What advice would you give a young girl who wants to be a dentist or dental hygienist?

“It is a wonderful profession. You will make lasting friendships and relationships. You will be helping people and giving them a great smile! It is one of those professions that will allow you to have a family and still be able to work. You need to work hard at your studies and get good grades, be involved in other activities, volunteer at a dental office when you are old enough to learn more, and find a dentist to be a mentor. If you are doing a science project, do something about the mouth or teeth or some of the new things in dentistry.

“You may want to consider learning Spanish for this could help you a lot in your practice and communicating with your patients. 

“You will work with your hands, have a keen eye for details, do some problem solving, and educate your patients.

“Art classes or any arts and crafts things like knitting, sewing, origami, sculpting, etc. will be great help with some hand skills for dentistry use a lot of artistic ability in what we do.

“Once in high school and college you will also want to see what the dental schools’ requirements are and what courses and activities you need to take and do to get into dental school. Apply early, have good letters of recommendation, and write some great essays showing your passion and why you want to be a dentist.

“There were not very many women in dental school or dentistry in my day, and I feel we paved the way for women in dentistry today. There were very few women back then, so it was not easy to find a woman dentist to be your mentor, but today we are the mentors for those dental students and dentists who have graduated after us.”

Sarah N. Arafat, DDS

What made you choose to pursue a career in dentistry?

“I knew I wanted to be in health care and be a direct provider to help those in need. Dentistry was the best for me. As a woman in medicine, I can pursue both my professional and personal passions without compromising family life.”

What drew you to your specialty?

“I love dentistry and knew I loved working with children. It was perfect fit. I am so happy and honored to be part of the Advanced Education in Pediatric Dentistry Program.”

What would you say is the biggest accomplishment of your career?

“Pursuing this highly sought-after specialty while also being a new mom. It’s been a very trying time, but it’s also been my biggest accomplishment to date.”
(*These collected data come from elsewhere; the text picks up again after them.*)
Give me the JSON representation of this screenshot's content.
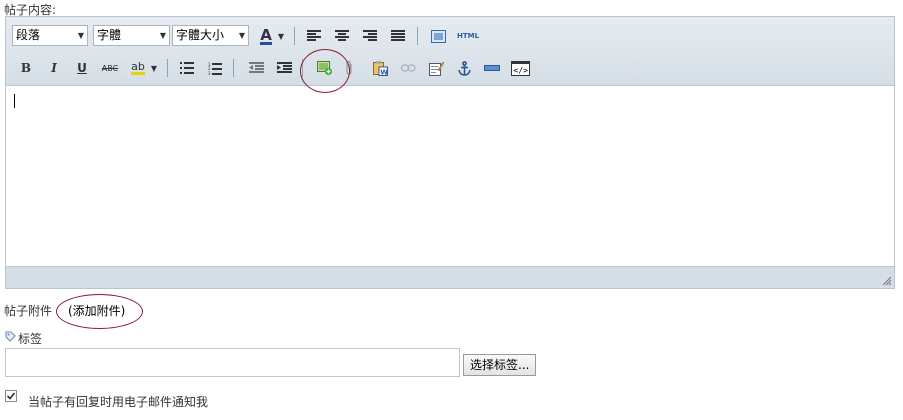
{
  "labels": {
    "post_content": "帖子内容:",
    "post_attachment": "帖子附件",
    "add_attachment": "(添加附件)",
    "tags": "标签",
    "choose_tags_button": "选择标签...",
    "notify_email": "当帖子有回复时用电子邮件通知我"
  },
  "editor": {
    "format_select": "段落",
    "font_select": "字體",
    "size_select": "字體大小",
    "row1": {
      "font_color": "A",
      "html_label": "HTML"
    },
    "row2": {
      "bold": "B",
      "italic": "I",
      "underline": "U",
      "strikethrough": "ABC",
      "highlight": "ab"
    }
  },
  "notify_checked": true,
  "colors": {
    "annotation_circle": "#8b1a3a",
    "toolbar_bg": "#dce3ea",
    "border": "#b9c6d2"
  }
}
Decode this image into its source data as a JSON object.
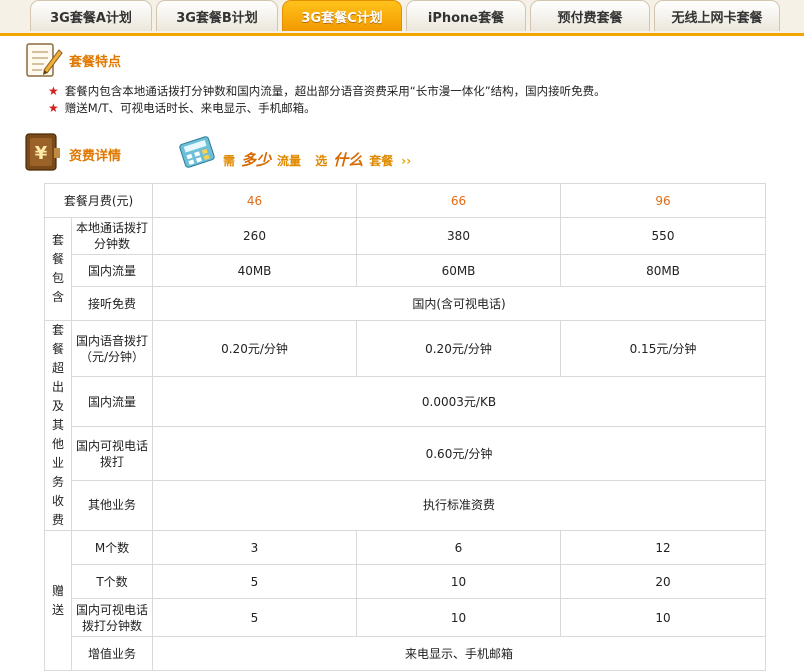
{
  "tabs": [
    {
      "label": "3G套餐A计划",
      "active": false
    },
    {
      "label": "3G套餐B计划",
      "active": false
    },
    {
      "label": "3G套餐C计划",
      "active": true
    },
    {
      "label": "iPhone套餐",
      "active": false
    },
    {
      "label": "预付费套餐",
      "active": false
    },
    {
      "label": "无线上网卡套餐",
      "active": false
    }
  ],
  "features": {
    "title": "套餐特点",
    "items": [
      "套餐内包含本地通话拨打分钟数和国内流量，超出部分语音资费采用“长市漫一体化”结构，国内接听免费。",
      "赠送M/T、可视电话时长、来电显示、手机邮箱。"
    ]
  },
  "pricing": {
    "title": "资费详情",
    "slogan": {
      "part1": "需",
      "part2": "多少",
      "part3": "流量",
      "part4": "选",
      "part5": "什么",
      "part6": "套餐",
      "arrow": "››"
    },
    "header": {
      "label": "套餐月费(元)",
      "plans": [
        "46",
        "66",
        "96"
      ]
    },
    "group_included": "套餐包含",
    "group_overage": "套餐超出及其他业务收费",
    "group_gift": "赠送",
    "rows": {
      "local_minutes": {
        "label": "本地通话拨打分钟数",
        "values": [
          "260",
          "380",
          "550"
        ]
      },
      "domestic_data": {
        "label": "国内流量",
        "values": [
          "40MB",
          "60MB",
          "80MB"
        ]
      },
      "incoming_free": {
        "label": "接听免费",
        "value": "国内(含可视电话)"
      },
      "voice_rate": {
        "label": "国内语音拨打（元/分钟）",
        "values": [
          "0.20元/分钟",
          "0.20元/分钟",
          "0.15元/分钟"
        ]
      },
      "data_rate": {
        "label": "国内流量",
        "value": "0.0003元/KB"
      },
      "video_call_rate": {
        "label": "国内可视电话拨打",
        "value": "0.60元/分钟"
      },
      "other_services": {
        "label": "其他业务",
        "value": "执行标准资费"
      },
      "m_count": {
        "label": "M个数",
        "values": [
          "3",
          "6",
          "12"
        ]
      },
      "t_count": {
        "label": "T个数",
        "values": [
          "5",
          "10",
          "20"
        ]
      },
      "video_minutes": {
        "label": "国内可视电话拨打分钟数",
        "values": [
          "5",
          "10",
          "10"
        ]
      },
      "value_added": {
        "label": "增值业务",
        "value": "来电显示、手机邮箱"
      }
    }
  },
  "colors": {
    "accent": "#f29a00",
    "price": "#e36a13",
    "heading": "#e07800",
    "star": "#d32020"
  },
  "icons": [
    "notepad-icon",
    "money-icon",
    "calculator-icon",
    "star-icon"
  ]
}
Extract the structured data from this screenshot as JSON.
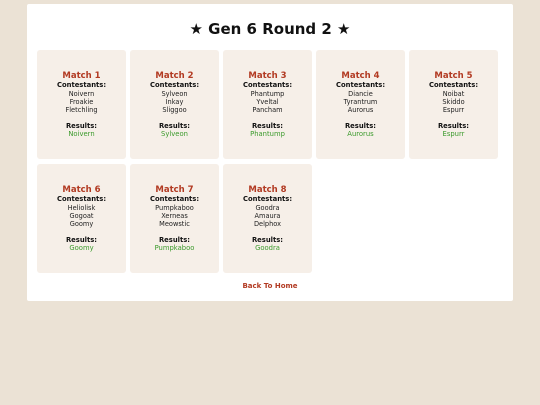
{
  "page": {
    "title": "★ Gen 6 Round 2 ★",
    "back_link": "Back To Home"
  },
  "labels": {
    "contestants": "Contestants:",
    "results": "Results:"
  },
  "matches": [
    {
      "title": "Match 1",
      "contestants": [
        "Noivern",
        "Froakie",
        "Fletchling"
      ],
      "result": "Noivern"
    },
    {
      "title": "Match 2",
      "contestants": [
        "Sylveon",
        "Inkay",
        "Sliggoo"
      ],
      "result": "Sylveon"
    },
    {
      "title": "Match 3",
      "contestants": [
        "Phantump",
        "Yveltal",
        "Pancham"
      ],
      "result": "Phantump"
    },
    {
      "title": "Match 4",
      "contestants": [
        "Diancie",
        "Tyrantrum",
        "Aurorus"
      ],
      "result": "Aurorus"
    },
    {
      "title": "Match 5",
      "contestants": [
        "Noibat",
        "Skiddo",
        "Espurr"
      ],
      "result": "Espurr"
    },
    {
      "title": "Match 6",
      "contestants": [
        "Heliolisk",
        "Gogoat",
        "Goomy"
      ],
      "result": "Goomy"
    },
    {
      "title": "Match 7",
      "contestants": [
        "Pumpkaboo",
        "Xerneas",
        "Meowstic"
      ],
      "result": "Pumpkaboo"
    },
    {
      "title": "Match 8",
      "contestants": [
        "Goodra",
        "Amaura",
        "Delphox"
      ],
      "result": "Goodra"
    }
  ],
  "colors": {
    "match_title": "#b23a22",
    "result": "#3a9a2b",
    "card_bg": "#f6efe8",
    "page_bg": "#ebe2d5"
  }
}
What’s the best part about what you do every day?

“Seeing the children and using behavior guidance techniques to change their perception of the ‘big scary doctor’s office.’ Here we play games, sing songs, watch TV, and even have prizes and stickers! We have fun every day.”

Who are some of your mentors?

“All my mentors I have found within UTHealth School of Dentistry. It has been such an incredible experience being taught by some of the most talented women. Dr. Shelly Patel has been my guiding light for so many years, not just for professional life but also personal. I feel so lucky to have her in life. She teaches me so much just by being her.”

What are some examples of how you mentor now?

“I try to be a mentor to all the young professionals that have asked for my guidance. I often let them know that I too am trying to figure things out, but we can always figure things out together! I speak of my experiences, what has helped me get to where I am, and how to pursue professional passions while balancing family life.”

What does the industry need to do to continue improving the workplace for women?

“It needs to be more inclusive. I feel as though there are gaps in making women feel safe in her working professional environment. For example, mental health days are needed, especially for all the women that wear so many hats (mother, wife, professional, etc.). A day or even a couple hours to herself during the week would help her be a better version of herself, to refresh, regain, and recharge.”

What advice would you give a young girl who wants to be a dentist or dental hygienist?

“Talk to female dentist and hygienists. Get their perspective — What helped them get to where they are, how to pursue the respected field, and how do they feel about their professions. The more information the better.”